Quote:
But, is the SSE3 version (without IPP) faster on your system?
I'm confused here. "Without IPP"????
What I specifically asked you to try was to try a build using the Intel C++ Compiler, requesting SSE3, that was linked to the 7.0 or 7.1 IPP. That combination will not generate SSE3 code for any of the IPP functions because with IPP 7.x, there is no SSE3 support with 32-bit compilations, only with 64-bit.
To directly answer your question to me, no, what you posted was no faster. The problem is that both what I asked you to do, which I more clearly defined above, AND what you just said ("without IPP"), will only give SSE3 code for those parts of the application that do NOT use IPP.
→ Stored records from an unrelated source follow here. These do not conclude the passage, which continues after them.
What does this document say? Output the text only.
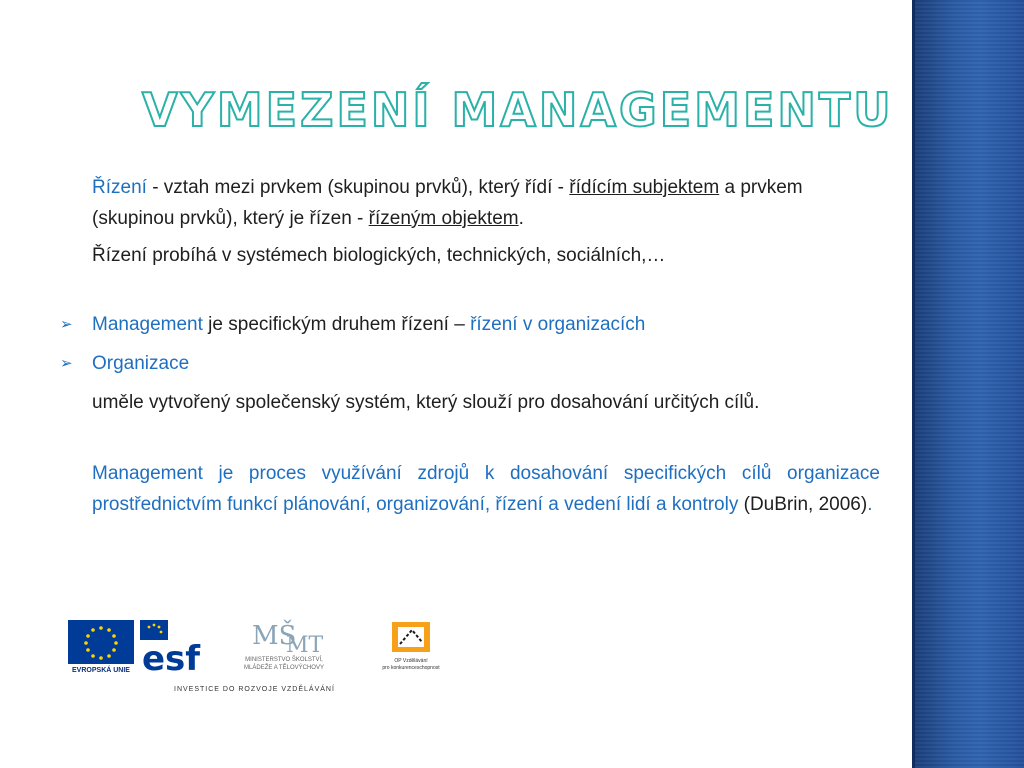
VYMEZENÍ MANAGEMENTU
Řízení - vztah mezi prvkem (skupinou prvků), který řídí - řídícím subjektem a prvkem (skupinou prvků), který je řízen - řízeným objektem.
Řízení probíhá v systémech biologických, technických, sociálních,…
➢ Management je specifickým druhem řízení – řízení v organizacích
➢ Organizace
uměle vytvořený společenský systém, který slouží pro dosahování určitých cílů.
Management je proces využívání zdrojů k dosahování specifických cílů organizace prostřednictvím funkcí plánování, organizování, řízení a vedení lidí a kontroly (DuBrin, 2006).
EVROPSKÁ UNIE esf
MŠ
MT
MINISTERSTVO ŠKOLSTVÍ,
MLÁDEŽE A TĚLOVÝCHOVY
OP Vzdělávání
pro konkurenceschopnost
INVESTICE DO ROZVOJE VZDĚLÁVÁNÍ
As I understand things, if you issue a SSE3 compile with the following conditions:
- IPP version 7.0.x or 7.1.x
- Static linking WITH dispatching
...what you will get out of IPP are the "w7" optimizations. The w7 optimizations are stated as SSE2.
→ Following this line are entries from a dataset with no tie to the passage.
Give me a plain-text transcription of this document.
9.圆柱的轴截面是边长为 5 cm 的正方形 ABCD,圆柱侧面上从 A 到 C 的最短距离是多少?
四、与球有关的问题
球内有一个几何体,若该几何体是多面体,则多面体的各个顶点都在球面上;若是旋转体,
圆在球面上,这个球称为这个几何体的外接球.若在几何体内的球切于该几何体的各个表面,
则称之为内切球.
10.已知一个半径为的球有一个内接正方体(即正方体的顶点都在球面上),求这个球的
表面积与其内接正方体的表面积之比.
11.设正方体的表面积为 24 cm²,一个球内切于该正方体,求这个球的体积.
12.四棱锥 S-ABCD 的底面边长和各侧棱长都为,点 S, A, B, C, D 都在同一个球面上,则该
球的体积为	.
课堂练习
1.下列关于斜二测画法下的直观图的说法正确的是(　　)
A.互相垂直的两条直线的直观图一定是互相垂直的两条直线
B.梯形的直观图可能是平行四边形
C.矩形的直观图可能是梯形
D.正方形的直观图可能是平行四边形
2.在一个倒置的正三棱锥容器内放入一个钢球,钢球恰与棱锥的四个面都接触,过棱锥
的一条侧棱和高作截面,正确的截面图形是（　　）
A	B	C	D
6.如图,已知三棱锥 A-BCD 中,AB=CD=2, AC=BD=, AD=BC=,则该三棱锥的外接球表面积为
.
If you issue a SSE3 compile with the following conditions:
- IPP version 6.1.x
- Static linking WITH dispatching
...what you will get out of IPP are the "t7" optimizations. The t7 optimizations are stated as SSE3.
So, even though my first response to your question is "no", the way that you did the compiling is VERY, VERY, VERY important, specifically the version of IPP that you used. If you did as I requested and used a NEWER IPP, then *ANY* code compiled for 32-bit requesting SSE3 will only get SSE2 out of IPP.
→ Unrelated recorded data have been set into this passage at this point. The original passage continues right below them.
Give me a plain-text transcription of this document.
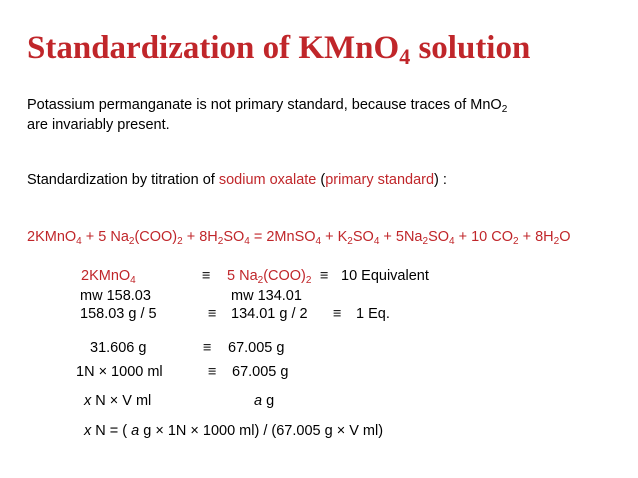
Standardization of KMnO$_4$ solution
Potassium permanganate is not primary standard, because traces of MnO$_2$
are invariably present.
Standardization by titration of sodium oxalate (primary standard) :
2KMnO$_4$ + 5 $Na_2(COO)_2 + 8H_2SO_4$ = 2MnSO$_4$ + $K_2SO_4 + 5Na_2SO_4 + 10$ $CO_2 + 8H_2O$
2KMnO$_4$	≡ 5 $Na_2(COO)_2 \equiv 10$ Equivalent
mw 158.03	mw 134.01
158.03 g / 5	≡ 134.01 g / 2 ≡ 1 Eq.
31.606 g	≡ 67.005 g
1N × 1000 ml	≡ 67.005 g
x N × V ml	a g
x N = ( a g × 1N × 1000 ml) / (67.005 g × V ml)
In order to get SSE3 from IPP with a 32-bit build, you MUST use IPP version 6.1.x or lower.
Edit:
Looking around further, I've noticed even older posts from Vladimir and Ying (Intel employees responding in the forum) that are adamant about not supporting optimizations on non-Intel systems. At the time (2004), they insisted the "proper" thing to do was if the CPU was detected as non-Intel, then the "generic" code would be executed. At that time, "generic" meant code path "px", which is C-compliant IA-32. In other words, bog slow.
Bottom line is that I would NOT trust IPP 7.x.x to be AMD-friendly, except for the absolute newest of AMD processors that support SSE4.x. What was done in IPP 7.x.x was very likely their way to circumvent the judicial system that instructed them not to intentionally cripple non-Intel systems.